Although I did not agree with the way with which Hafez Assad governed Syria, I found that his survival instinct is better than that his son has. This survival instinct was not possible without having some kind of sense of the reality, resilience and shrewdness. When Salah Jedid was irritating Israel by firing artilleries from the Golan Heights onto the Galilee Valley, which was one of the reasons for 1976 war, Hafez Assad understood that was a dangerous strategy. Hafez Assad stopped these immature acts. When Turkey put >30000 soldiers on the Syrian border in 1998, Hafez Assad did not move any. He did not panic. However, he understood that he should hand over Ojlan. As can be seen from both examples, Hafez Assad had certain sense of the reality, resilience and shrewdness.

On the other hand, Hafez al-Assad showed a deficient vision for Syria. He viewed Syria as a means for his vain glory. He viewed Syria as a regional power not for the sake of Syria and its people, but for the sake of his own self-image. Indeed, he destroyed the Syrian economy and social cohesiveness in order to consolidate his power internally and achieve the image that he conceived for himself externally. What Hafez Assad did not understand was that no regional or international power can be real or persists for long time with getting its strategic depth from the creativity of its individuals, the cohesiveness of its society and the strength of its economy.

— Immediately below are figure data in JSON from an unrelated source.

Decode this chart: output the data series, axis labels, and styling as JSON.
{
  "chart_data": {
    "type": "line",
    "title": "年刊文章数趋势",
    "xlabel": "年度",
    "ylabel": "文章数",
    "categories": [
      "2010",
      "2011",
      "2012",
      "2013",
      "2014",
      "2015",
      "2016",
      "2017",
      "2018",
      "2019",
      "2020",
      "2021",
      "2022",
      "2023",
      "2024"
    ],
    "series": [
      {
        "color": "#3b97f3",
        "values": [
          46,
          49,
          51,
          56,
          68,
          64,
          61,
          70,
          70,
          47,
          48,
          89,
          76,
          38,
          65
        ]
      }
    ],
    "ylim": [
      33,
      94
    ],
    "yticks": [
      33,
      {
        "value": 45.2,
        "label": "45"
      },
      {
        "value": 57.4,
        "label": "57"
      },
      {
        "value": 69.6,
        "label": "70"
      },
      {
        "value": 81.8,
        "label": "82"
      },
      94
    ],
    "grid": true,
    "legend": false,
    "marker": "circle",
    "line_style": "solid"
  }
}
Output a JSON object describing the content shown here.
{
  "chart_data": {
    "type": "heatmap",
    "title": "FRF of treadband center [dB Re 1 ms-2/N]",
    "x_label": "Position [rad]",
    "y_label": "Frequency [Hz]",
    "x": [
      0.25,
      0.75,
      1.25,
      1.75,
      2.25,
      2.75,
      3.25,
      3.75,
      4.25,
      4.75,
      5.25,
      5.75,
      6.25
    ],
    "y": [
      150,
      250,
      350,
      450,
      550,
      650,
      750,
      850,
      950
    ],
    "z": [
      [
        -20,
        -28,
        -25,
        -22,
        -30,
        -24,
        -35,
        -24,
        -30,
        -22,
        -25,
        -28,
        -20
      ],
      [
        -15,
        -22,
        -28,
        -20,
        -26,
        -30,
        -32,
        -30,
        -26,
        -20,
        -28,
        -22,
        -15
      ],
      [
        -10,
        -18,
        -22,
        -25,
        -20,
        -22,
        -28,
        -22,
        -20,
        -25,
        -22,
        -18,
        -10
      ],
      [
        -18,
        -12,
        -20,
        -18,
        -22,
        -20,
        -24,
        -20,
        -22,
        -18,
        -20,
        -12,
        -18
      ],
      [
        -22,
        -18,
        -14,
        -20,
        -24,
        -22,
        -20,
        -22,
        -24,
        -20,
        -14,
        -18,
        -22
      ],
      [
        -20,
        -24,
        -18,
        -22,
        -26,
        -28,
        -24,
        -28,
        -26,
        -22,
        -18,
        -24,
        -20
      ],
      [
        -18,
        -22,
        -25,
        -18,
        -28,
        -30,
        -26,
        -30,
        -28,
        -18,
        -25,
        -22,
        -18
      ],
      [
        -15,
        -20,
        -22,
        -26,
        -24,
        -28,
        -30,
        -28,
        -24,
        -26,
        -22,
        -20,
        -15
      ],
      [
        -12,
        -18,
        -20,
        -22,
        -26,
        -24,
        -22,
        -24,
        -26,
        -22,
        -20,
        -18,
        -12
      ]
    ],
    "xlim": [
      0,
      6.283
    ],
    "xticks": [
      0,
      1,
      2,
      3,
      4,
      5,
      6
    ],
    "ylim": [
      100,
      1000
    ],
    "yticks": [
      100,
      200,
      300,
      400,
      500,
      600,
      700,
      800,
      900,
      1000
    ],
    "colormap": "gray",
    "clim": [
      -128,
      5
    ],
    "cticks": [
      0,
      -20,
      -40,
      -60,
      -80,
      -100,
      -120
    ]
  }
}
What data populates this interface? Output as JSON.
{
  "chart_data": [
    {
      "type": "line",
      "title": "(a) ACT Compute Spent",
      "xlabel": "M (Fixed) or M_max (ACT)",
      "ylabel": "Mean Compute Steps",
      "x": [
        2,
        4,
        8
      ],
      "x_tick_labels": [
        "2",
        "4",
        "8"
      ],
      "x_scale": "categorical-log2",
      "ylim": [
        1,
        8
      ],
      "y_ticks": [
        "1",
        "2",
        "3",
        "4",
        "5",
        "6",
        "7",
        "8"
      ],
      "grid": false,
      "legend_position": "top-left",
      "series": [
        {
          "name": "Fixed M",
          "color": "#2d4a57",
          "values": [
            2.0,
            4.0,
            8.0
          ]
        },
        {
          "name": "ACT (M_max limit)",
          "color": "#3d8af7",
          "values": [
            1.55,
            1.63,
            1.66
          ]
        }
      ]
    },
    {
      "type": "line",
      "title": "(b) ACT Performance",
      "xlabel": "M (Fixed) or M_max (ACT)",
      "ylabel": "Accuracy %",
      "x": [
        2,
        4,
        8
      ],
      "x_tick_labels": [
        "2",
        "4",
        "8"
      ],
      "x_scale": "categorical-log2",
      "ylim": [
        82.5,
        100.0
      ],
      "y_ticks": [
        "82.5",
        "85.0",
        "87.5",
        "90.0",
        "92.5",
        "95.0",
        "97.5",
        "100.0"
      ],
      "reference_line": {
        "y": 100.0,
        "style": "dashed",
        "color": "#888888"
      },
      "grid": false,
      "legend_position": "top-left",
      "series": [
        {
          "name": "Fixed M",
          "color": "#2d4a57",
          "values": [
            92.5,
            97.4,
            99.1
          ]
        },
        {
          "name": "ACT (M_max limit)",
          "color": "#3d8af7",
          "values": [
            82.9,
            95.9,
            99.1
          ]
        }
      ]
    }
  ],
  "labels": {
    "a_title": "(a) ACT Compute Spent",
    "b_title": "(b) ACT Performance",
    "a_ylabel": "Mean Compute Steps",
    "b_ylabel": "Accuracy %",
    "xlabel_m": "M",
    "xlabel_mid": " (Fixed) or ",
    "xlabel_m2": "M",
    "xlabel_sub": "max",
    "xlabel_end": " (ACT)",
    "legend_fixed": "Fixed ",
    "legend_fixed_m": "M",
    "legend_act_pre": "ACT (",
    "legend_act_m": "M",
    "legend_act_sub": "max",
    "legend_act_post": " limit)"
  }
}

Needless to say that Bashar does not only lack all kind of vision, but also all qualities required for survival. Indeed, he has no sense of the reality; he does not know his strengths and weaknesses; he does not know what provokes other people's anger; he does not understand what could be done what could not. He did not understand that his strength was the educated-man image that he tried to bestow upon himself early on in his presidency. Instead, he transformed himself into ruthless ruler persecuting his political opponents and killing his own people, which revolted claiming dignity and freedom. He did not know that killing unarmed demonstrators would bring upon him the indignation of the international community. He did not know that killing people in the month of Ramadan will take all the cover that the Arabic governments has provided to him till now. Further, Bashar has no resilience: once he takes a line of action he is too stiff; he is not able to change or retreat in the right moment; his discourse is always the same; if people do not respond favorably to his words, it means for him that they are the ones who do not understand (not his words are not the right words). When the regime decided to give the Syrian people a lesson by blockading and ransacking Dara’a, the Syrian people did not kneel. Instead of changing this failing policy, Bashar continued to bombard and seize more cities. When he described the demonstrators as infiltrators in his first speech, the Syrian people mocked of that description. Instead of changing that repulsive language, Bashar ended in his third speech by describing the Syrians as microbes.

Indeed, for all the reasons mentioned above, Bashar lacks social intelligence and shrewdness; in other words, he does not understand the signs of the times. Therefore, he interprets wrongly the meaning of the explicit and implicit messages that he receive and the significance of historical events that he experiences, making him, unlike his father, completely deficient of the survival instinct and leading him to utter political and personal failures, thus putting in danger not only his presidency but also his life as a free man and the future of his kids, who do not merit to be named the children of a criminal.